EPARA: Parallelizing Categorized AI Inference in Edge Clouds
Yubo Wang, Yubo Cui, Tuo Shi, Danyang Li, Wenxin Li, Lide Suo, Tao Wang, Xin Xie
TL;DR
EPARA tackles the challenge of scalable edge-cloud AI inference by introducing task-categorized parallelism, a distributed request handler, and a state-aware submodular service placement mechanism. It enables both request-level (latency vs. frequency sensitivity) and service-level (single vs. multi-GPU tasks) resource allocation, integrated through lightweight information synchronization. Real-world testbeds and large-scale simulations show up to $2.1\times$ goodput gains and robust performance across diverse AI workloads, including LLMs and segmentation, with strong resilience to synchronization and hardware faults.

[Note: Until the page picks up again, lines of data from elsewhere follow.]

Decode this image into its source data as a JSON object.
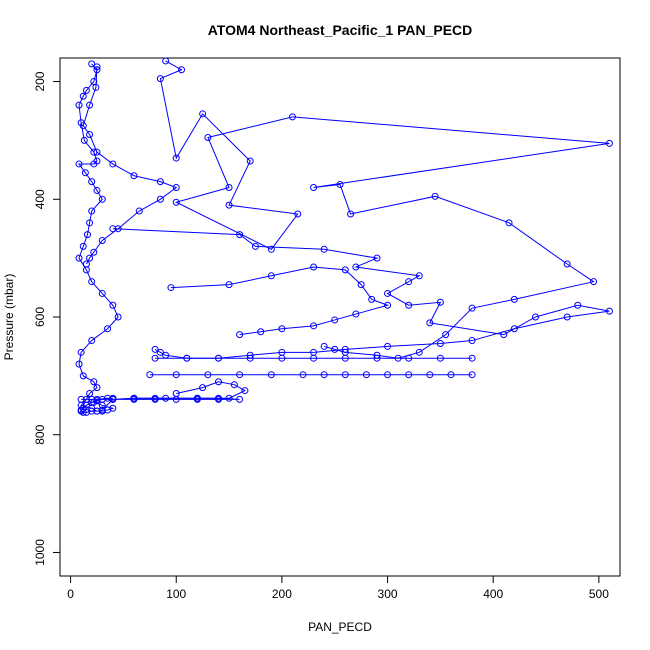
{
  "chart_data": {
    "type": "line",
    "title": "ATOM4 Northeast_Pacific_1 PAN_PECD",
    "xlabel": "PAN_PECD",
    "ylabel": "Pressure (mbar)",
    "xlim": [
      -10,
      520
    ],
    "ylim": [
      1040,
      160
    ],
    "y_reversed": true,
    "x_ticks": [
      0,
      100,
      200,
      300,
      400,
      500
    ],
    "y_ticks": [
      200,
      400,
      600,
      800,
      1000
    ],
    "grid": false,
    "legend": "none",
    "series": [
      {
        "marker": "open-circle",
        "color": "#0000ff",
        "x": [
          20,
          25,
          22,
          15,
          12,
          8,
          10,
          13,
          22,
          25,
          22,
          8,
          14,
          20,
          25,
          30,
          20,
          18,
          16,
          12,
          8,
          15,
          20,
          30,
          40,
          45,
          35,
          20,
          10,
          8,
          12,
          22,
          25,
          18,
          15,
          10,
          20,
          25,
          30,
          35,
          40,
          30,
          22,
          25,
          35,
          40,
          30,
          25,
          20,
          15,
          12,
          10,
          10,
          12,
          15,
          20,
          25,
          30,
          40,
          60,
          80,
          120,
          140,
          160,
          140,
          120,
          100,
          80,
          60,
          40,
          20,
          10
        ],
        "y": [
          170,
          180,
          200,
          215,
          225,
          240,
          270,
          300,
          320,
          335,
          340,
          340,
          355,
          370,
          385,
          400,
          420,
          440,
          460,
          480,
          500,
          520,
          540,
          560,
          580,
          600,
          620,
          640,
          660,
          680,
          700,
          710,
          720,
          730,
          740,
          750,
          755,
          760,
          760,
          758,
          755,
          750,
          745,
          740,
          738,
          738,
          740,
          742,
          745,
          750,
          755,
          758,
          760,
          762,
          762,
          760,
          760,
          758,
          740,
          738,
          738,
          738,
          738,
          740,
          740,
          740,
          740,
          740,
          740,
          740,
          740,
          740
        ]
      },
      {
        "marker": "open-circle",
        "color": "#0000ff",
        "x": [
          25,
          24,
          18,
          12,
          18,
          25,
          40,
          60,
          85,
          100,
          85,
          65,
          45,
          30,
          22,
          18,
          15
        ],
        "y": [
          175,
          210,
          240,
          275,
          290,
          320,
          340,
          360,
          370,
          380,
          400,
          420,
          450,
          470,
          490,
          500,
          510
        ]
      },
      {
        "marker": "open-circle",
        "color": "#0000ff",
        "x": [
          90,
          105,
          85,
          100,
          125,
          170,
          150,
          215,
          190,
          100,
          150,
          130,
          210,
          510,
          230,
          255,
          265,
          345,
          415,
          470,
          495,
          420,
          380,
          355,
          330,
          310,
          290,
          260,
          250,
          240
        ],
        "y": [
          165,
          180,
          195,
          330,
          255,
          335,
          410,
          425,
          485,
          405,
          380,
          295,
          260,
          305,
          380,
          375,
          425,
          395,
          440,
          510,
          540,
          570,
          585,
          630,
          660,
          670,
          665,
          660,
          655,
          650
        ]
      },
      {
        "marker": "open-circle",
        "color": "#0000ff",
        "x": [
          40,
          160,
          175,
          240,
          290,
          270,
          330,
          320,
          300,
          320,
          350,
          340,
          410,
          440,
          480,
          510,
          470,
          420,
          380,
          350,
          300,
          260,
          230,
          200,
          170,
          140,
          110,
          90,
          85,
          80
        ],
        "y": [
          450,
          460,
          480,
          485,
          500,
          515,
          530,
          540,
          560,
          580,
          575,
          610,
          630,
          600,
          580,
          590,
          600,
          620,
          640,
          645,
          650,
          655,
          660,
          660,
          665,
          670,
          670,
          665,
          660,
          655
        ]
      },
      {
        "marker": "open-circle",
        "color": "#0000ff",
        "x": [
          95,
          150,
          190,
          230,
          260,
          275,
          285,
          300,
          270,
          250,
          230,
          200,
          180,
          160
        ],
        "y": [
          550,
          545,
          530,
          515,
          520,
          545,
          570,
          580,
          595,
          605,
          615,
          620,
          625,
          630
        ]
      },
      {
        "marker": "open-circle",
        "color": "#0000ff",
        "x": [
          75,
          100,
          130,
          160,
          190,
          220,
          240,
          260,
          280,
          300,
          320,
          340,
          360,
          380
        ],
        "y": [
          698,
          698,
          698,
          698,
          698,
          698,
          698,
          698,
          698,
          698,
          698,
          698,
          698,
          698
        ]
      },
      {
        "marker": "open-circle",
        "color": "#0000ff",
        "x": [
          80,
          110,
          140,
          170,
          200,
          230,
          260,
          290,
          320,
          350,
          380
        ],
        "y": [
          670,
          670,
          670,
          670,
          670,
          670,
          670,
          670,
          670,
          670,
          670
        ]
      },
      {
        "marker": "open-circle",
        "color": "#0000ff",
        "x": [
          60,
          90,
          120,
          150,
          165,
          155,
          140,
          125,
          100
        ],
        "y": [
          738,
          738,
          738,
          738,
          725,
          715,
          710,
          720,
          730
        ]
      }
    ]
  }
}
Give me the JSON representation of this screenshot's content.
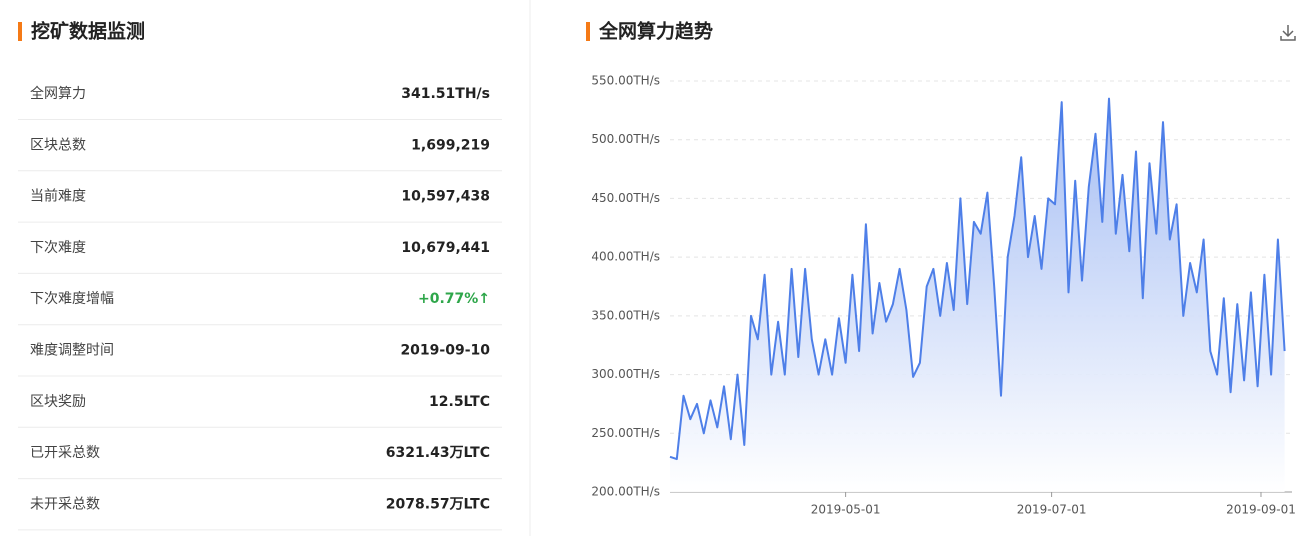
{
  "panel": {
    "title": "挖矿数据监测",
    "rows": [
      {
        "label": "全网算力",
        "value": "341.51TH/s"
      },
      {
        "label": "区块总数",
        "value": "1,699,219"
      },
      {
        "label": "当前难度",
        "value": "10,597,438"
      },
      {
        "label": "下次难度",
        "value": "10,679,441"
      },
      {
        "label": "下次难度增幅",
        "value": "+0.77%↑"
      },
      {
        "label": "难度调整时间",
        "value": "2019-09-10"
      },
      {
        "label": "区块奖励",
        "value": "12.5LTC"
      },
      {
        "label": "已开采总数",
        "value": "6321.43万LTC"
      },
      {
        "label": "未开采总数",
        "value": "2078.57万LTC"
      }
    ]
  },
  "chart_data": {
    "type": "area",
    "title": "全网算力趋势",
    "color": "#4e7fe8",
    "grid": true,
    "x": [
      "2019-03-10",
      "2019-03-12",
      "2019-03-14",
      "2019-03-16",
      "2019-03-18",
      "2019-03-20",
      "2019-03-22",
      "2019-03-24",
      "2019-03-26",
      "2019-03-28",
      "2019-03-30",
      "2019-04-01",
      "2019-04-03",
      "2019-04-05",
      "2019-04-07",
      "2019-04-09",
      "2019-04-11",
      "2019-04-13",
      "2019-04-15",
      "2019-04-17",
      "2019-04-19",
      "2019-04-21",
      "2019-04-23",
      "2019-04-25",
      "2019-04-27",
      "2019-04-29",
      "2019-05-01",
      "2019-05-03",
      "2019-05-05",
      "2019-05-07",
      "2019-05-09",
      "2019-05-11",
      "2019-05-13",
      "2019-05-15",
      "2019-05-17",
      "2019-05-19",
      "2019-05-21",
      "2019-05-23",
      "2019-05-25",
      "2019-05-27",
      "2019-05-29",
      "2019-05-31",
      "2019-06-02",
      "2019-06-04",
      "2019-06-06",
      "2019-06-08",
      "2019-06-10",
      "2019-06-12",
      "2019-06-14",
      "2019-06-16",
      "2019-06-18",
      "2019-06-20",
      "2019-06-22",
      "2019-06-24",
      "2019-06-26",
      "2019-06-28",
      "2019-06-30",
      "2019-07-02",
      "2019-07-04",
      "2019-07-06",
      "2019-07-08",
      "2019-07-10",
      "2019-07-12",
      "2019-07-14",
      "2019-07-16",
      "2019-07-18",
      "2019-07-20",
      "2019-07-22",
      "2019-07-24",
      "2019-07-26",
      "2019-07-28",
      "2019-07-30",
      "2019-08-01",
      "2019-08-03",
      "2019-08-05",
      "2019-08-07",
      "2019-08-09",
      "2019-08-11",
      "2019-08-13",
      "2019-08-15",
      "2019-08-17",
      "2019-08-19",
      "2019-08-21",
      "2019-08-23",
      "2019-08-25",
      "2019-08-27",
      "2019-08-29",
      "2019-08-31",
      "2019-09-02",
      "2019-09-04",
      "2019-09-06",
      "2019-09-08"
    ],
    "values": [
      230,
      228,
      282,
      262,
      275,
      250,
      278,
      255,
      290,
      245,
      300,
      240,
      350,
      330,
      385,
      300,
      345,
      300,
      390,
      315,
      390,
      330,
      300,
      330,
      300,
      348,
      310,
      385,
      320,
      428,
      335,
      378,
      345,
      360,
      390,
      355,
      298,
      310,
      375,
      390,
      350,
      395,
      355,
      450,
      360,
      430,
      420,
      455,
      375,
      282,
      400,
      435,
      485,
      400,
      435,
      390,
      450,
      445,
      532,
      370,
      465,
      380,
      460,
      505,
      430,
      535,
      420,
      470,
      405,
      490,
      365,
      480,
      420,
      515,
      415,
      445,
      350,
      395,
      370,
      415,
      320,
      300,
      365,
      285,
      360,
      295,
      370,
      290,
      385,
      300,
      415,
      320
    ],
    "xlim": [
      "2019-03-10",
      "2019-09-09"
    ],
    "xticks": [
      "2019-05-01",
      "2019-07-01",
      "2019-09-01"
    ],
    "ylim": [
      200,
      550
    ],
    "yticks": [
      {
        "value": 200,
        "label": "200.00TH/s"
      },
      {
        "value": 250,
        "label": "250.00TH/s"
      },
      {
        "value": 300,
        "label": "300.00TH/s"
      },
      {
        "value": 350,
        "label": "350.00TH/s"
      },
      {
        "value": 400,
        "label": "400.00TH/s"
      },
      {
        "value": 450,
        "label": "450.00TH/s"
      },
      {
        "value": 500,
        "label": "500.00TH/s"
      },
      {
        "value": 550,
        "label": "550.00TH/s"
      }
    ]
  }
}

The work demonstrates that end-to-end edge AI inference can be significantly improved by co-designing allocation, request handling, and placement, enabling practical deployment on heterogeneous edge hardware.
Abstract
With the increasing adoption of AI applications such as large language models and computer vision AI, the computational demands on AI inference systems are continuously rising, making the enhancement of task processing capacity using existing hardware a primary objective in edge clouds. We propose EPARA, an end-to-end AI parallel inference framework in edge, aimed at enhancing the edge AI serving capability. Our key idea is to categorize tasks based on their sensitivity to latency/frequency and requirement for GPU resources, thereby achieving both request-level and service-level task-resource allocation. EPARA consists of three core components: 1) a task-categorized parallelism allocator that decides the parallel mode of each task, 2) a distributed request handler that performs the calculation for the specific request, and 3) a state-aware scheduler that periodically updates service placement in edge clouds. We implement a EPARA prototype and conduct a case study on the EPARA operation for LLMs and segmentation tasks. Evaluation through testbed experiments involving edge servers, embedded devices, and microcomputers shows that EPARA achieves up to 2.1$\times$ higher goodput in production workloads compared to prior frameworks, while adapting to various edge AI inference tasks.